There are two distinct independent companies that conduct tours of Seville, each with a recorded commentary about the sights you're passing, and each with a choice of at least six different languages, including English. We don't consider participation in one of these tours essential, but they will give you an overview of the town -- especially the monuments around its historic medieval core -- that would be hard to cover completely on your own. You'll see sights you might have otherwise overlooked, including the district associated with the 1929 World Exposition, the banks of the Guadalquivir, the inner avenues of the 1992 Expo, and the graceful symmetry of the Plaza de España. Tip: The upper deck of each of the buses offers unobstructed views, but if you plan this during the heat of midday, consider bringing a sun hat and sunglasses.

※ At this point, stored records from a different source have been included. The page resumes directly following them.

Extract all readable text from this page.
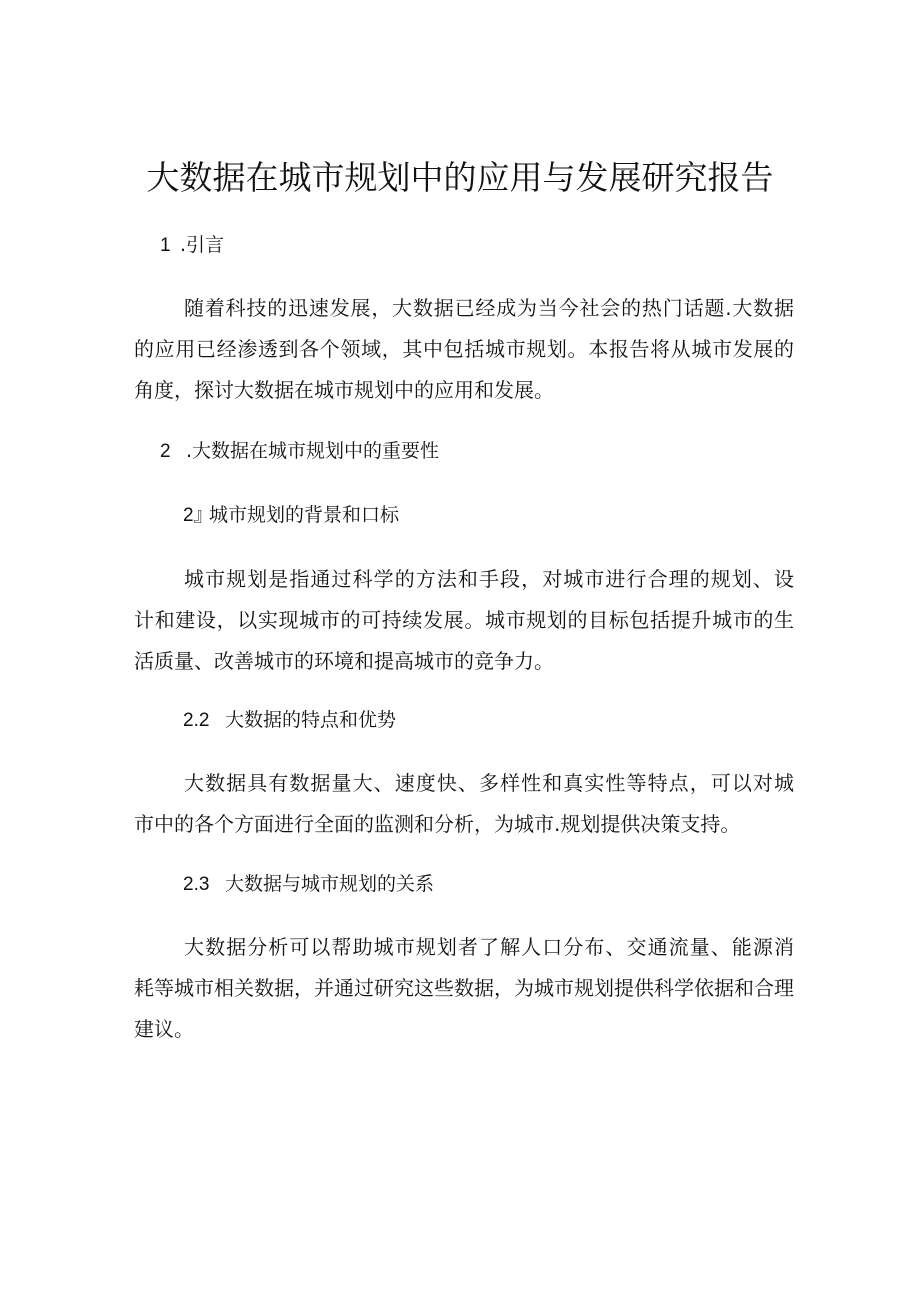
大数据在城市规划中的应用与发展研究报告
1 .引言
随着科技的迅速发展，大数据已经成为当今社会的热门话题.大数据
的应用已经渗透到各个领域，其中包括城市规划。本报告将从城市发展的
角度，探讨大数据在城市规划中的应用和发展。
2 .大数据在城市规划中的重要性
2』城市规划的背景和口标
城市规划是指通过科学的方法和手段，对城市进行合理的规划、设
计和建设，以实现城市的可持续发展。城市规划的目标包括提升城市的生
活质量、改善城市的环境和提高城市的竞争力。
2.2 大数据的特点和优势
大数据具有数据量大、速度快、多样性和真实性等特点，可以对城
市中的各个方面进行全面的监测和分析，为城市.规划提供决策支持。
2.3 大数据与城市规划的关系
大数据分析可以帮助城市规划者了解人口分布、交通流量、能源消
耗等城市相关数据，并通过研究这些数据，为城市规划提供科学依据和合理
建议。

A local outfit that handles only the briefest of bus tours is Sevilla Tours, Torre del Oro (tel. 95-450-20-99; www.sevillatour.com). Tours of Seville depart every 20 minutes, year-round, beginning at 10am, with the last departure scheduled for 10pm. The commentary is jaded and a bit blasé, and the overview is fairly superficial, but the cost of 16€ ($26) for adults and 6€ ($9.60) for children ages 5 to 15 is reasonable (free for children 4 and under). You do not disembark the bus during this hour-long tour, and reservations aren't necessary. Departures are from Torre del Oro, Plaza de España, Isla Mágica, and la Cartuga.
Sevilla Tours also offers a daily bus excursion and tour of Cádiz, departing from in front of the Torre del Oro at 10:50am, returning to Seville at 7pm. The cost is 12€ ($19) for adults, 5€ ($8) for children ages 5 to 13. The tour includes enough free time to enjoy walking around Cádiz.

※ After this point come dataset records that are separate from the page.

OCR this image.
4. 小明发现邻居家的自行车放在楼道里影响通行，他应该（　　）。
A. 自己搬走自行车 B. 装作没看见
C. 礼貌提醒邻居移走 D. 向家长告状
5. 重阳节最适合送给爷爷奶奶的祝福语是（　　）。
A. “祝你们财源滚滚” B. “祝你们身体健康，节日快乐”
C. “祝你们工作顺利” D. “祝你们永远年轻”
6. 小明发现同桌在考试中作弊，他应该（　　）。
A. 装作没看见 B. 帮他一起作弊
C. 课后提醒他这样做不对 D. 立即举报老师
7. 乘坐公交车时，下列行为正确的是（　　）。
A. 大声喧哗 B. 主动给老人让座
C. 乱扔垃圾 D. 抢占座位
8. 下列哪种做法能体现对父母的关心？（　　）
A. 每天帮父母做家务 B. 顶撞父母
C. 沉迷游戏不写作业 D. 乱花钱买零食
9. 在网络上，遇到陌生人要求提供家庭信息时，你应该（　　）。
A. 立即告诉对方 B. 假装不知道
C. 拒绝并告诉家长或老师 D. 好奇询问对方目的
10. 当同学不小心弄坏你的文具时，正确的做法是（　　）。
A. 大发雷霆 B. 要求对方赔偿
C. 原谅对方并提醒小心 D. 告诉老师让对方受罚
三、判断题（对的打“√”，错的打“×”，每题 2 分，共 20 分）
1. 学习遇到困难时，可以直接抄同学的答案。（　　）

More appealing are the 4-hour city tours of Seville conducted twice daily by Visitours, Calle Torricelli 32, Isla de la Cartuja (tel. 95-446-09-85). Morning and afternoon tours, lasting 3 1/2 hours, leave daily at 9 and 9:30am, 3:45, 4, 4:30, 8, and 8:30pm, and cost about 35€ ($56) each. Morning tours include a visit to the cathedral, Alcázar, and the Santa Cruz district, whereas the afternoon tour is a boat trip around the city and a visit to one museum.
In addition to being loaded with monuments of consuming historical and cultural interest, Seville is a good base for exploring Andalusia. Some of the best guided tours in Andalusia are offered by Visitours, Calle Torricelli 32, Isla de la Cartuja (tel. 95-446-09-85; www.visitours.es). These experienced travel professionals are well versed in the charm and lore of the region, and their buses, which hold between 8 and 48 passengers, always have the option of picking up and dropping off clients at their hotels. Reservations a day in advance are strongly recommended. Two of the company's most popular tours depart daily. A tour of Granada leaves Seville at 7am, explores all that city's major monuments and neighborhoods, and returns to Seville around 7pm. The price is 115€ ($184). A tour of Córdoba departs Seville between 8 and 9am, returns around 7pm, and costs 85€ ($136) per person.
Two other worthy tours depart 3 or 4 days a week, depending on the season. A visit to Jerez de la Frontera and Cádiz includes a visit to the riding school at Jerez, a tour of one of the city's most interesting wine bodegas, lunch in an Andalusian village (Puerto de Santa María), and a boat ride that begins on the Guadalete River and ends in Cádiz's Atlantic harbor. The tour, departing around 9am and returning around 6:30pm, costs 92€ ($147) per person. If at all possible, try to schedule your participation for a Tuesday or Thursday (or June to July for Thurs or Sat), as participants attend a riding exhibition in Jerez that's conducted only on those days.
Note: This information was accurate when it was published, but can change without notice. Please be sure to confirm all rates and details directly with the companies in question before planning your trip.